Sunday, April 14, 2013

QUICK TAKE REVIEW Scandanavian Scalawag invades Wheelock By Beverly Creasey



The Wheelock Family Theatre celebrates families, children and children’s literature like no other theater in town. Audiences bursting with tots (who watch spellbound with nary a peep) come to Wheelock to see their favorite books come alive: Books like THE CAT IN THE HAT or THE SECRET GARDEN or ANNE OF GREEN GABLES…and now PIPPI LONGSTOCKING (playing through May 12th).

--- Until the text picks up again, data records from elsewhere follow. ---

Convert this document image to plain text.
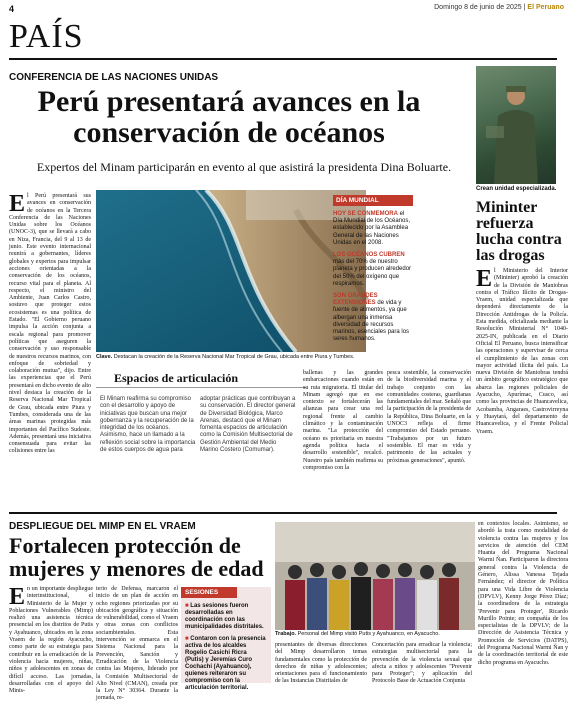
4	Domingo 8 de junio de 2025 | El Peruano
PAÍS
CONFERENCIA DE LAS NACIONES UNIDAS
Perú presentará avances en la conservación de océanos
Expertos del Minam participarán en evento al que asistirá la presidenta Dina Boluarte.
El Perú presentará sus avances en conservación de océanos en la Tercera Conferencia de las Naciones Unidas sobre los Océanos (UNOC-3), que se llevará a cabo en Niza, Francia, del 9 al 13 de junio. Este evento internacional reunirá a gobernantes, líderes globales y expertos para impulsar acciones orientadas a la conservación de los océanos, recurso vital para el planeta. Al respecto, el ministro del Ambiente, Juan Carlos Castro, sostuvo que proteger estos ecosistemas es una política de Estado. "El Gobierno peruano impulsa la acción conjunta a escala regional para promover políticas que aseguren la conservación y uso responsable de nuestros recursos marinos, con enfoque de sobriedad y colaboración mutua", dijo. Entre las experiencias que el Perú presentará en dicho evento de alto nivel destaca la creación de la Reserva Nacional Mar Tropical de Grau, ubicada entre Piura y Tumbes, considerada una de las áreas marinas protegidas más importantes del Pacífico Sudeste. Además, presentará una iniciativa consensuada para evitar las colisiones entre las
Clave. Destacan la creación de la Reserva Nacional Mar Tropical de Grau, ubicada entre Piura y Tumbes.
DÍA MUNDIAL
HOY SE CONMEMORA el Día Mundial de los Océanos, establecido por la Asamblea General de las Naciones Unidas en el 2008.
LOS OCÉANOS CUBREN más del 70% de nuestro planeta y producen alrededor del 50% del oxígeno que respiramos.
SON GRANDES EXTENSIONES de vida y fuente de alimentos, ya que albergan una inmensa diversidad de recursos marinos, esenciales para los seres humanos.
Espacios de articulación
El Minam reafirma su compromiso con el desarrollo y apoyo de iniciativas que buscan una mejor gobernanza y la recuperación de la integridad de los océanos. Asimismo, hace un llamado a la reflexión social sobre la importancia de estos cuerpos de agua para
adoptar prácticas que contribuyan a su conservación. El director general de Diversidad Biológica, Marco Arenas, destacó que el Minam fomenta espacios de articulación como la Comisión Multisectorial de Gestión Ambiental del Medio Marino Costero (Comumar).
ballenas y las grandes embarcaciones cuando están en su ruta migratoria. El titular del Minam agregó que en ese contexto se fortalecerán las alianzas para crear una red regional frente al cambio climático y la contaminación marina. "La protección del océano es prioritaria en nuestra agenda política hacia el desarrollo sostenible", recalcó. Nuestro país también reafirma su compromiso con la
pesca sostenible, la conservación de la biodiversidad marina y el trabajo conjunto con las comunidades costeras, guardianas fundamentales del mar. Señaló que la participación de la presidenta de la República, Dina Boluarte, en la UNOC3 refleja el firme compromiso del Estado peruano. "Trabajamos por un futuro sostenible. El mar es vida y patrimonio de las actuales y próximas generaciones", apuntó.
Crean unidad especializada.
Mininter refuerza lucha contra las drogas
El Ministerio del Interior (Mininter) aprobó la creación de la División de Maniobras contra el Tráfico Ilícito de Drogas-Vraem, unidad especializada que dependerá directamente de la Dirección Antidrogas de la Policía. Esta medida, oficializada mediante la Resolución Ministerial N° 1040-2025-IN, publicada en el Diario Oficial El Peruano, busca intensificar las operaciones y supervisar de cerca el cumplimiento de las zonas con mayor actividad ilícita del país. La nueva División de Maniobras tendrá un ámbito geográfico estratégico que abarca las regiones policiales de Ayacucho, Apurímac, Cusco, así como las provincias de Huancavelica, Acobamba, Angaraes, Castrovirreyna y Huaytará, del departamento de Huancavelica, y el Frente Policial Vraem.
DESPLIEGUE DEL MIMP EN EL VRAEM
Fortalecen protección de mujeres y menores de edad
En un importante despliegue interinstitucional, el Ministerio de la Mujer y Poblaciones Vulnerables (Mimp) realizó una asistencia técnica presencial en los distritos de Putis y Ayahuanco, ubicados en la zona Vraem de la región Ayacucho, como parte de su estrategia para contribuir en la erradicación de la violencia hacia mujeres, niñas, niños y adolescentes en zonas de difícil acceso. Las jornadas, desarrolladas con el apoyo del Minis-
terio de Defensa, marcaron el inicio de un plan de acción en ocho regiones priorizadas por su ubicación geográfica y situación de vulnerabilidad, como el Vraem y otras zonas con conflictos sociambientales. Esta intervención se enmarca en el Sistema Nacional para la Prevención, Sanción y Erradicación de la Violencia contra las Mujeres, liderado por la Comisión Multisectorial de Alto Nivel (CMAN), creada por la Ley N° 30364. Durante la jornada, re-
SESIONES
■ Las sesiones fueron desarrolladas en coordinación con las municipalidades distritales.
■ Contaron con la presencia activa de los alcaldes Rogelio Casichi Ricra (Putis) y Jeremías Curo Cochachi (Ayahuanco), quienes reiteraron su compromiso con la articulación territorial.
Trabajo. Personal del Mimp visitó Putis y Ayahuanco, en Ayacucho.
presentantes de diversas direcciones del Mimp desarrollaron temas fundamentales como la protección de derechos de niñas y adolescentes; orientaciones para el funcionamiento de las Instancias Distritales de
Concertación para erradicar la violencia; estrategias multisectorial para la prevención de la violencia sexual que afecta a niños y adolescentes "Prevenir para Proteger"; y aplicación del Protocolo Base de Actuación Conjunta
en contextos locales. Asimismo, se abordó la trata como modalidad de violencia contra las mujeres y los servicios de atención del CEM Huanta del Programa Nacional Warmi Ñan. Participaron la directora general contra la Violencia de Género, Alissa Vanessa Tejada Fernández; el director de Política para una Vida Libre de Violencia (DPVLV), Kenny Jorge Pérez Díaz; la coordinadora de la estrategia 'Prevenir para Proteger', Ricardo Murillo Pointe; en compañía de los especialistas de la DPVLV; de la Dirección de Asistencia Técnica y Promoción de Servicios (DATPS), del Programa Nacional Warmi Ñan y de la coordinación territorial de este dicho programa en Ayacucho.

Pippi’s Swedish author, Astrid Lindgrin, made up stories to amuse her daughter while she was recovering from pneumonia. Back in 1946, a book about a little girl who doesn’t obey grownups was an anomaly. Little girls wore white gloves and hats in the ‘40s. They didn’t sail the South Seas and elude the police. Lindgrin was honored with the Hans Christian Andersen award and lived to be ninety-four, working tirelessly her entire life for legislation to benefit children and protect animals from abuse.

Animals figure prominently in PIPPI LONGSTOCKING. Pippi lives in a house with animal companions, not humans. An expressive monkey and an attentive horse (in the kitchen!) help Pippi when she needs it. For the most part Pippi can handle everything by herself. She can best a weight lifter, overpower two burglars and outmaneuver the police.

Director Wendy Lement’s PIPPI has some lovely surprises. Instead of ASL interpreters standing at the side of the stage, Lement makes them part of the show, interacting with Pippi, moving among the characters and dancing as they sign. Adrianna Kathryn Neefus and Desiree Weems are delightful, sashaying and boogying along with the chorus. The hip hop music, too, composed by Peter Stewart, becomes integral to every scene and sets the mood for the whole production. The horse (Elbert Joseph) gyrates to the beat, the police (John Davin and Mark Linehan) can’t help responding to the rhythms---even the criminals (Ricardo Engermann and Margaret Ann Brady) get down.

Sirena Abalian’s non-stop Pippi even paints graffiti on the walls---when she isn’t eluding Donna Sorbello’s frazzled welfare worker or disrupting Kortney Adams’ classroom. The performances are charming and the children in the audience when I attended adored Pippi’s outrageous behavior. They didn’t seem to notice that the pacing was awfully slow (on opening weekend). They didn’t care either that the set changes took a bit too long (hauling out the main frame of the house and turning the huge side pieces). Now that’s only an adult opinion and as we’ve learned in PIPPI, adult opinions merit a whoopee cushion! Enough said.